Through a combination of cost cutting and new customers, Sprint Corp. returned to profitability for the first time in three years.
The company on Aug. 1 reported fiscal first-quarter net income of $206 million, or 5 cents per share, compared to a net loss of $302 million, or a loss of 8 cents per share, in the prior-year period. The S&P Capital IQ consensus estimate for the period was a loss per share of 1 cent on a GAAP basis and a loss per share of 5 cents on a normalized basis.
In part, the profit was possible due to Sprint's ongoing cost-reduction program. The company delivered nearly $370 million of combined year-over-year reductions in cost of services and selling, general and administrative, or SG&A, expenses in the quarter, bringing the total reduction during the last nine quarters to nearly $4 billion.
Looking forward, Sprint expects an additional $1.3 billion to $1.5 billion of year-over-year net reductions in cost of services and SG&A expenses in fiscal year 2017.
While Sprint CEO Marcelo Claure sought to focus on the positive bottom-line result during an Aug. 1 earnings conference call, analysts on the call wanted an update on the company's M&A negotiations.
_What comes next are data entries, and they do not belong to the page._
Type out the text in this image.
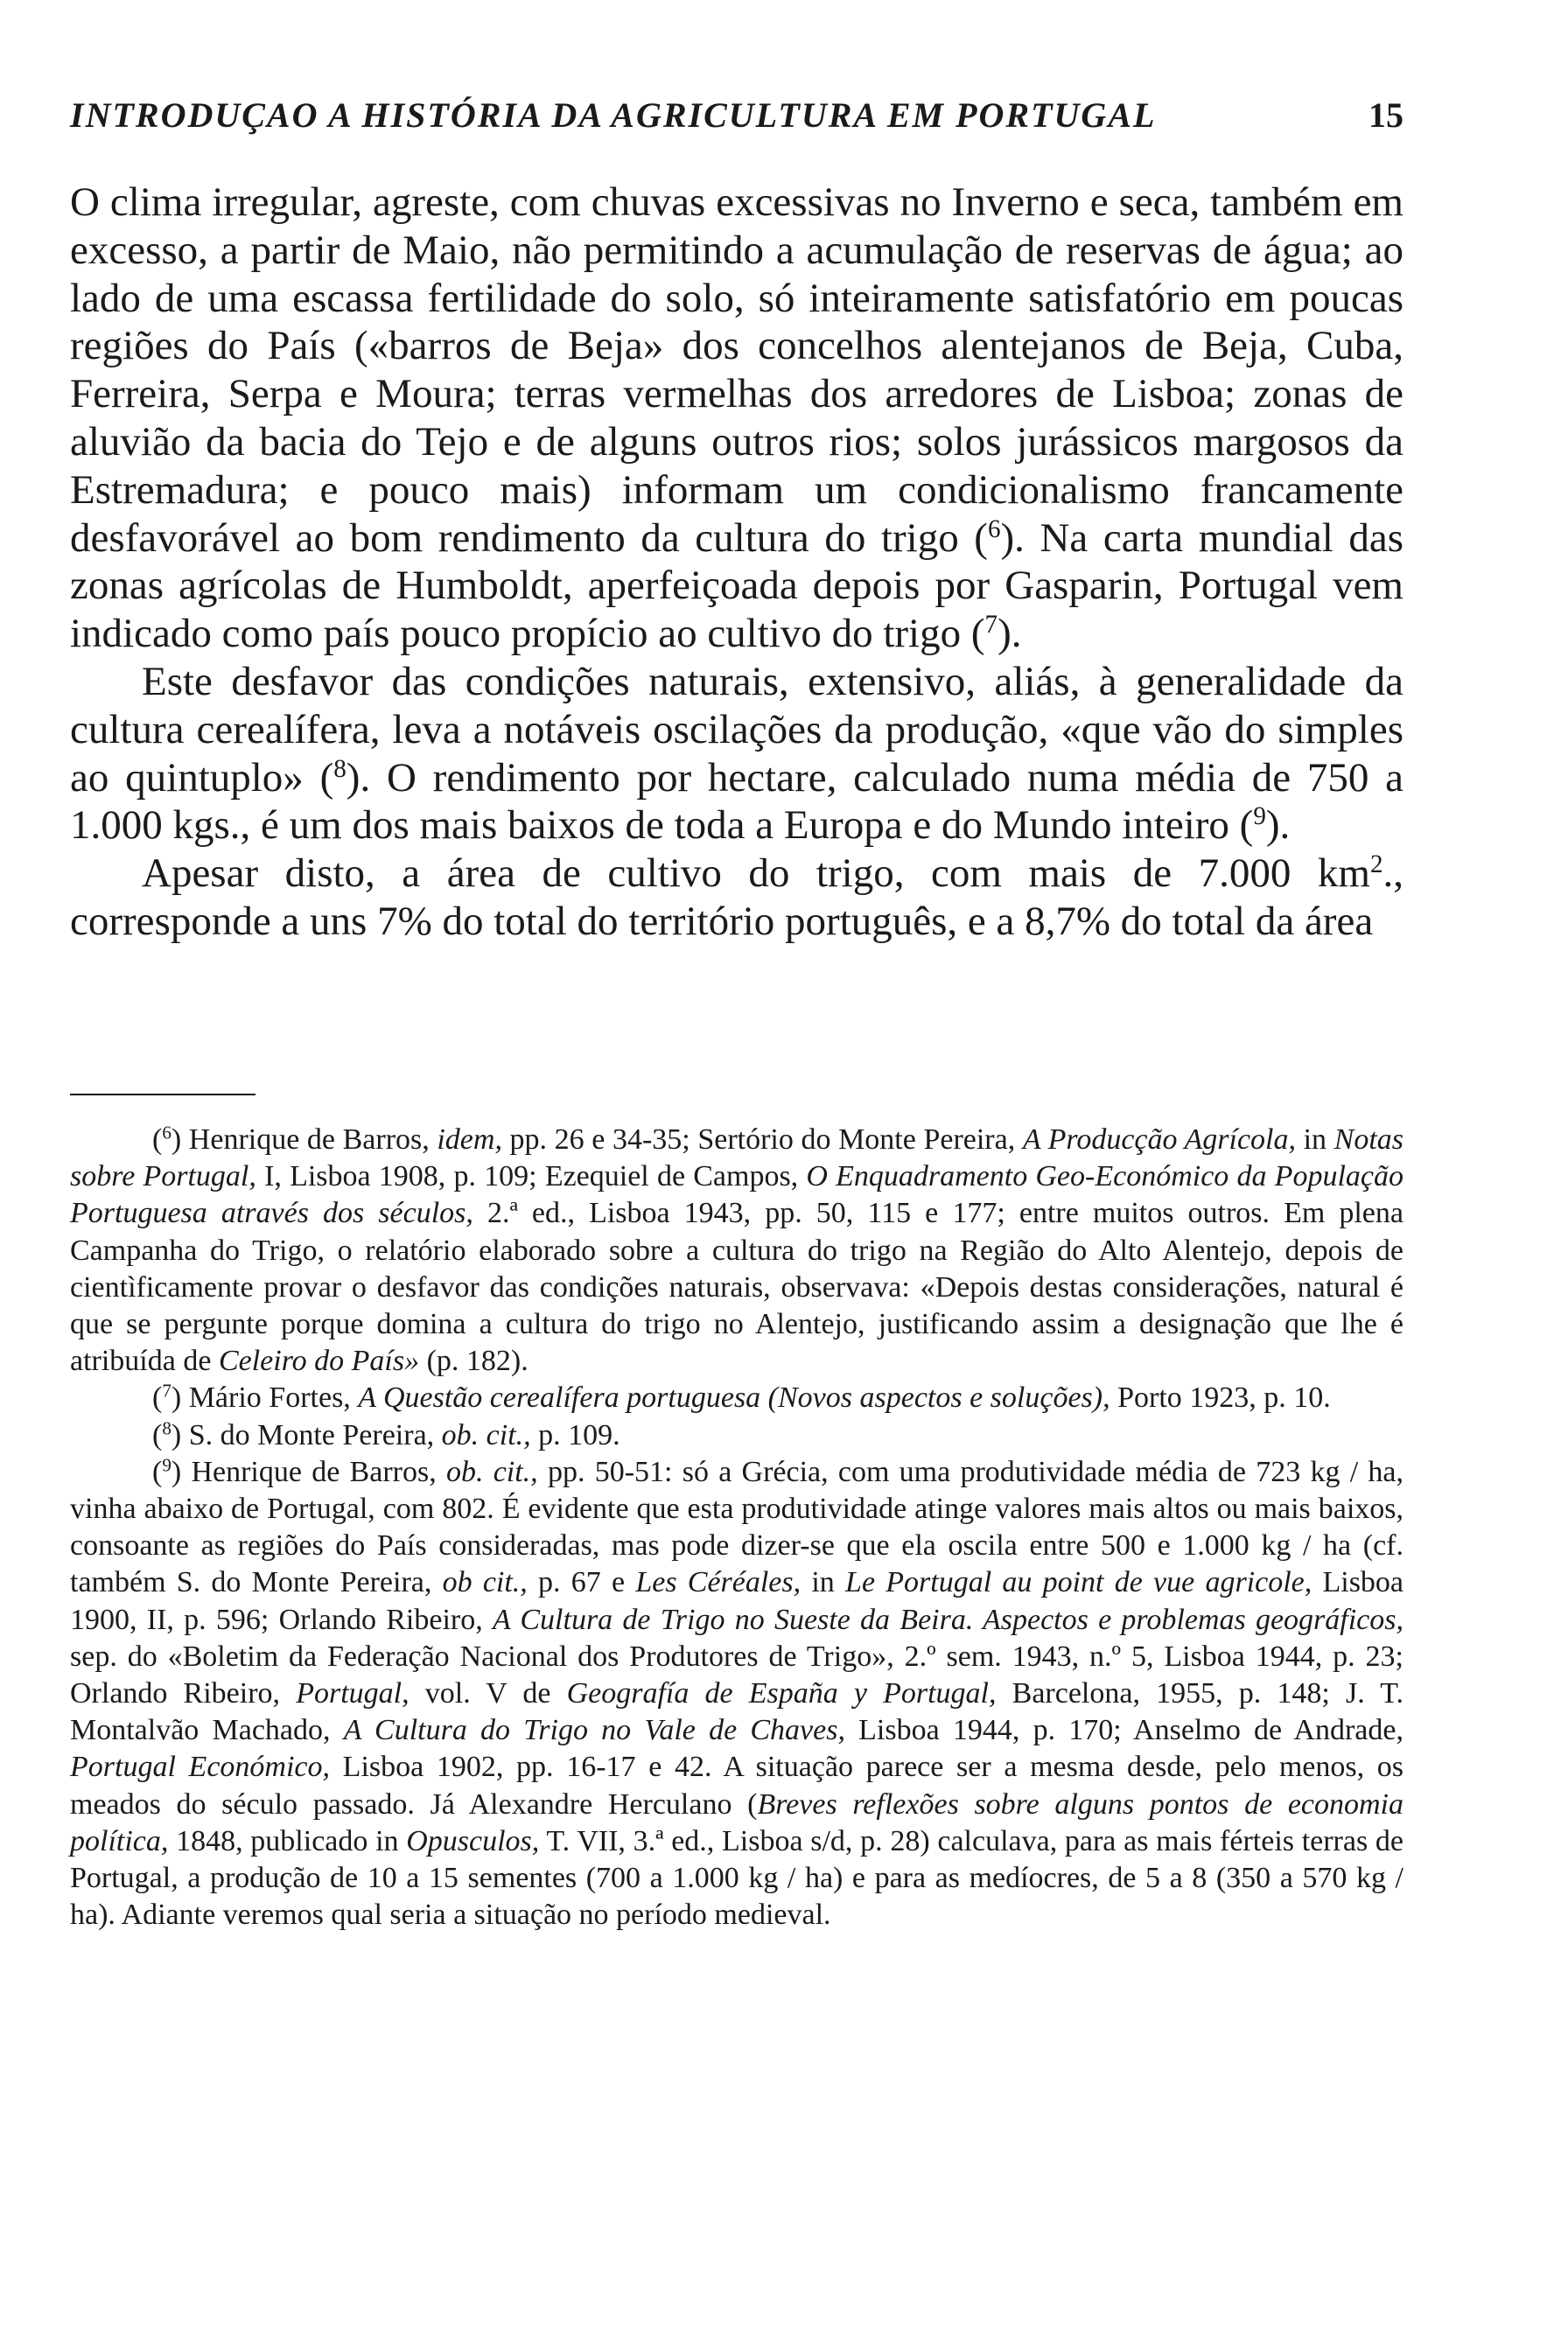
INTRODUÇAO A HISTÓRIA DA AGRICULTURA EM PORTUGAL	15

O clima irregular, agreste, com chuvas excessivas no Inverno e seca, também em excesso, a partir de Maio, não permitindo a acumulação de reservas de água; ao lado de uma escassa fertilidade do solo, só inteiramente satisfatório em poucas regiões do País («barros de Beja» dos concelhos alentejanos de Beja, Cuba, Ferreira, Serpa e Moura; terras vermelhas dos arredores de Lisboa; zonas de aluvião da bacia do Tejo e de alguns outros rios; solos jurássicos margosos da Estremadura; e pouco mais) informam um condicionalismo francamente desfavorável ao bom rendimento da cultura do trigo ($^6$). Na carta mundial das zonas agrícolas de Humboldt, aperfeiçoada depois por Gasparin, Portugal vem indicado como país pouco propício ao cultivo do trigo ($^7$).

Este desfavor das condições naturais, extensivo, aliás, à generalidade da cultura cerealífera, leva a notáveis oscilações da produção, «que vão do simples ao quintuplo» ($^8$). O rendimento por hectare, calculado numa média de 750 a 1.000 kgs., é um dos mais baixos de toda a Europa e do Mundo inteiro ($^9$).

Apesar disto, a área de cultivo do trigo, com mais de 7.000 $km^2$., corresponde a uns 7% do total do território português, e a 8,7% do total da área

($^6$) Henrique de Barros, idem, pp. 26 e 34-35; Sertório do Monte Pereira, A Producção Agrícola, in Notas sobre Portugal, I, Lisboa 1908, p. 109; Ezequiel de Campos, O Enquadramento Geo-Económico da População Portuguesa através dos séculos, 2.ª ed., Lisboa 1943, pp. 50, 115 e 177; entre muitos outros. Em plena Campanha do Trigo, o relatório elaborado sobre a cultura do trigo na Região do Alto Alentejo, depois de cientìficamente provar o desfavor das condições naturais, observava: «Depois destas considerações, natural é que se pergunte porque domina a cultura do trigo no Alentejo, justificando assim a designação que lhe é atribuída de Celeiro do País» (p. 182).

($^7$) Mário Fortes, A Questão cerealífera portuguesa (Novos aspectos e soluções), Porto 1923, p. 10.

($^8$) S. do Monte Pereira, ob. cit., p. 109.

($^9$) Henrique de Barros, ob. cit., pp. 50-51: só a Grécia, com uma produtividade média de 723 kg / ha, vinha abaixo de Portugal, com 802. É evidente que esta produtividade atinge valores mais altos ou mais baixos, consoante as regiões do País consideradas, mas pode dizer-se que ela oscila entre 500 e 1.000 kg / ha (cf. também S. do Monte Pereira, ob cit., p. 67 e Les Céréales, in Le Portugal au point de vue agricole, Lisboa 1900, II, p. 596; Orlando Ribeiro, A Cultura de Trigo no Sueste da Beira. Aspectos e problemas geográficos, sep. do «Boletim da Federação Nacional dos Produtores de Trigo», 2.º sem. 1943, n.º 5, Lisboa 1944, p. 23; Orlando Ribeiro, Portugal, vol. V de Geografía de España y Portugal, Barcelona, 1955, p. 148; J. T. Montalvão Machado, A Cultura do Trigo no Vale de Chaves, Lisboa 1944, p. 170; Anselmo de Andrade, Portugal Económico, Lisboa 1902, pp. 16-17 e 42. A situação parece ser a mesma desde, pelo menos, os meados do século passado. Já Alexandre Herculano (Breves reflexões sobre alguns pontos de economia política, 1848, publicado in Opusculos, T. VII, 3.ª ed., Lisboa s/d, p. 28) calculava, para as mais férteis terras de Portugal, a produção de 10 a 15 sementes (700 a 1.000 kg / ha) e para as medíocres, de 5 a 8 (350 a 570 kg / ha). Adiante veremos qual seria a situação no período medieval.
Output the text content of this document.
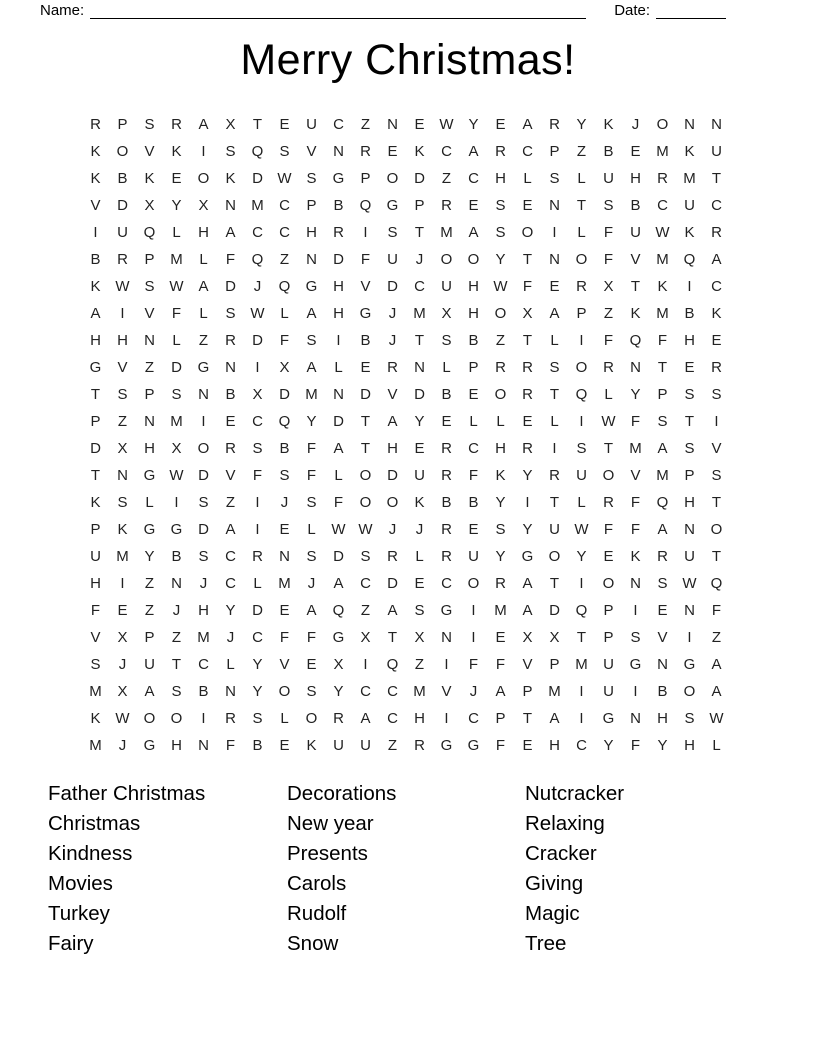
Name:	Date:
Merry Christmas!
R	P	S	R	A	X	T	E	U	C	Z	N	E W Y	E	A	R	Y	K	J	O	N	N
K	O	V	K	I	S	Q	S	V	N	R	E	K	C	A	R	C	P	Z	B	E	M	K	U
K	B	K	E	O	K	D W S	G	P	O	D	Z	C	H	L	S	L	U	H	R	M	T
V	D	X	Y	X	N	M	C	P	B	Q	G	P	R	E	S	E	N	T	S	B	C	U	C
I	U	Q	L	H	A	C	C	H	R	I	S	T	M	A	S	O	I	L	F	U W K	R
B	R	P	M	L	F	Q	Z	N	D	F	U	J	O	O	Y	T	N	O	F	V	M Q	A
K W S W A	D	J	Q	G	H	V	D	C	U	H W	F	E	R	X	T	K	I	C
A	I	V	F	L	S W	L	A	H	G	J	M	X	H	O	X	A	P	Z	K	M	B	K
H	H	N	L	Z	R	D	F	S	I	B	J	T	S	B	Z	T	L	I	F	Q	F	H	E
G	V	Z	D	G	N	I	X	A	L	E	R	N	L	P	R	R	S	O	R	N	T	E	R
T	S	P	S	N	B	X	D	M	N	D	V	D	B	E	O	R	T	Q	L	Y	P	S	S
P	Z	N	M	I	E	C	Q	Y	D	T	A	Y	E	L	L	E	L	I	W	F	S	T	I
D	X	H	X	O	R	S	B	F	A	T	H	E	R	C	H	R	I	S	T	M	A	S	V
T	N	G W D	V	F	S	F	L	O	D	U	R	F	K	Y	R	U	O	V	M	P	S
K	S	L	I	S	Z	I	J	S	F	O	O	K	B	B	Y	I	T	L	R	F	Q	H	T
P	K	G	G	D	A	I	E	L	W W	J	J	R	E	S	Y	U W	F	F	A	N	O
U	M	Y	B	S	C	R	N	S	D	S	R	L	R	U	Y	G	O	Y	E	K	R	U	T
H	I	Z	N	J	C	L	M	J	A	C	D	E	C	O	R	A	T	I	O	N	S W Q
F	E	Z	J	H	Y	D	E	A	Q	Z	A	S	G	I	M	A	D	Q	P	I	E	N	F
V	X	P	Z	M	J	C	F	F	G	X	T	X	N	I	E	X	X	T	P	S	V	I	Z
S	J	U	T	C	L	Y	V	E	X	I	Q	Z	I	F	F	V	P	M	U	G	N	G	A
M	X	A	S	B	N	Y	O	S	Y	C	C	M	V	J	A	P	M	I	U	I	B	O	A
K W O	O	I	R	S	L	O	R	A	C	H	I	C	P	T	A	I	G	N	H	S W
M	J	G	H	N	F	B	E	K	U	U	Z	R	G	G	F	E	H	C	Y	F	Y	H	L
Father Christmas
Christmas
Kindness
Movies
Turkey
Fairy
Decorations
New year
Presents
Carols
Rudolf
Snow
Nutcracker
Relaxing
Cracker
Giving
Magic
Tree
Sprint's parent company, SoftBank Group Corp., has been in negotiations with Charter Communications Inc., proposing a merger under which Charter and Sprint would combine to create a new publicly traded company controlled by SoftBank.
Charter was quick to publicly rebuff the deal, saying it had "no interest in acquiring Sprint." During the call, Claure said he was "a bit surprised" by Charter's public statement, noting Sprint never asked Charter to buy it.
"It was part of the bigger play that has been reported, but I was a bit surprised to see an announcement coming like that from Charter," the CEO said.
Beyond Charter, Claure noted that Sprint has "plenty of options" and has engaged in "discussions with a lot of different parties," some of whom are in the wireless industry and some of whom are outside of it.
"At this point in time, we continue discussions with different parties. And I can tell you that we are incredibly encouraged, and I think an announcement will be coming in the near future," he said.
Net operating revenues for the quarter ended June 30 were $8.16 billion, up 1.8% year over year from $8.01 billion. Total net additions were 61,000 in the quarter, including postpaid net losses of 39,000, prepaid net additions of 35,000, and wholesale and affiliate net additions of 65,000.
Looking forward, Sprint increased the low end of its previous adjusted EBITDA guidance to $10.8 billion to $11.2 billion for fiscal year 2017. The previous expectation was $10.7 billion to $11.2 billion. The company also increased the low end of its previous operating income expectations and now expects operating income of $2.1 billion to $2.5 billion. The previous expectation was $2 billion to $2.5 billion.
The company continues to expect cash capital expenditures, excluding devices leased through indirect channels, of $3.5 billion to $4 billion.